With these kind of tests you are testing the functionality of the controller not the UI. A typical problem with this approach is that you test the model too and you have to provide test data or setup code to do that.
Therefore it's more a functional test than a unit test. A solution would be a special mock/testable model that is used for the tests.

Bindings can be really complex. Especially when there are dependencies between keys it's easy to oversee problems. Doing unit tests for these things can improve quality a lot as you probably will not test all variants on the UI by hand all the time. That's also not a test of the UI but more a test of the model objects. 

The main benefit of bindings and target/action is that they help to keep the UI, model and controller layer separate. This separation is the basis for good tests. Testing the model and the controller should suffice most of the time.

To find problems in the NIB files I would like that they get verified by the build process. A warning could be generated for elements that have no valid binding, outlet or target/action. An easy way to spot those elements in the interface builder could also help a lot I think. 
Similar is already done for Automator actions which get post processed and verified and add warnings. 

A warning/error from the build system must be treated as the first test that is going wrong.

best regards
  Martin Kahr  

Getting info from -infoForBinding:

I'm not sure -infoForBinding: returns enough info to debug bindings properly.

For one, there are no public keys for the dictionary returned, and (I have tried) it doesn't seem possible to get each value for every component of a binding (observer, key, etc.). Though I would love it if I'm wrong!


Re: Getting info from -infoForBinding:

Actually, the keys for the dictionary returned by -infoForBinding: are public in Tiger. See NSKeyValueBinding.h in AppKit; the three public keys are NSObservedObjectKey, NSObservedKeyPathKey, and NSOptionsKey. There are also public constants for binding names and binding option keys.

I'm not sure what you mean by getting each value for every component. You can certainly find out what the observed (bound-to) object for a binding is, what key path is bound, and what the binding's options are using the above information.

Student Sunday Slides

Hi there,

Googled for test driven development to follow up from your talk on Student Sunday and I found your site, lots of great useful information but I would also like some material related to the talk you gave.

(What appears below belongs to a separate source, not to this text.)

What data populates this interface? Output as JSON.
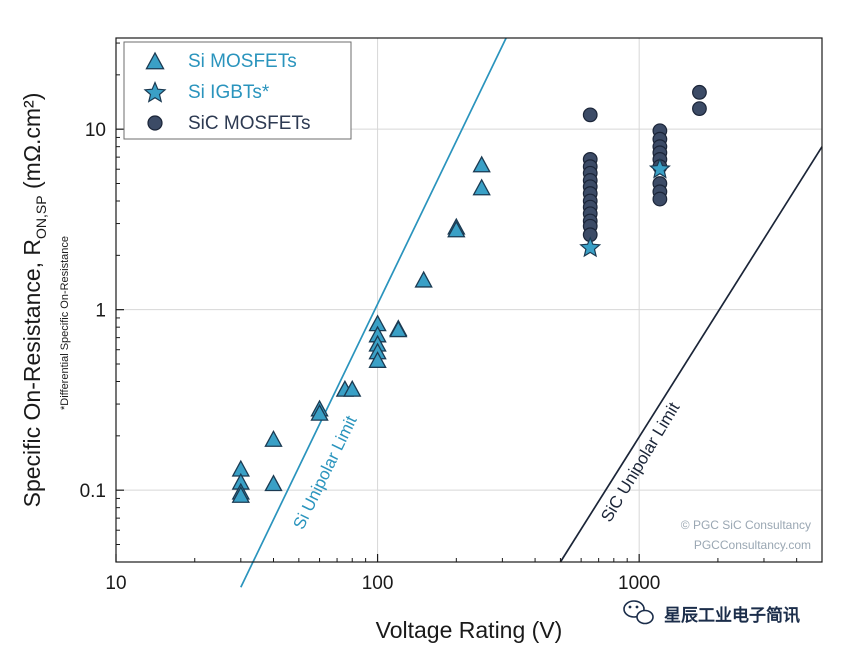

Any pointers to wherever I can get into this test driven development stuff would be appreciated.


Mathieu Tozer

Re: Student Sunday Slides


Thanks! I'm glad you found it useful. Some good resources are the books "Test-Driven Development" by Kent Beck and "Refactoring" by Martin Fowler, as well as "Working Effectively with Legacy Code" by Michael Feathers. There are also the extremeprogramming, testdrivendevelopment, refactoring, and testfirstuserinterfaces mailing lists at Yahoo, which are good resources where you can find a large number of like-minded individuals to help you - even some other Cocoa developers.

I won't be making any material related to my session available here (this is my personal blog). Your best bet is to contact Apple Developer Connection and ask them about getting material from the session available to attendees.

Hello! I'm new to Cocoa, and I'm trying to get my views under test (just like in your article!). Unfortunately I can't seem to figure out how you get your window instantiated.

I'm writing a Document based application with a subclass of NSDocument. I've successfully instantiated the NSDocument, called "makeWindowControllers", and grabbed my window controller. But for some reason, when I ask the window controller for the window, I get nil returned!

My test code is here:

I would greatly appreciate any help you can give! My typical development style is TDD, and the TDD informational resources for Cocoa seem very limited. Thank you for your articles, they've gotten me much farther than I would on my own.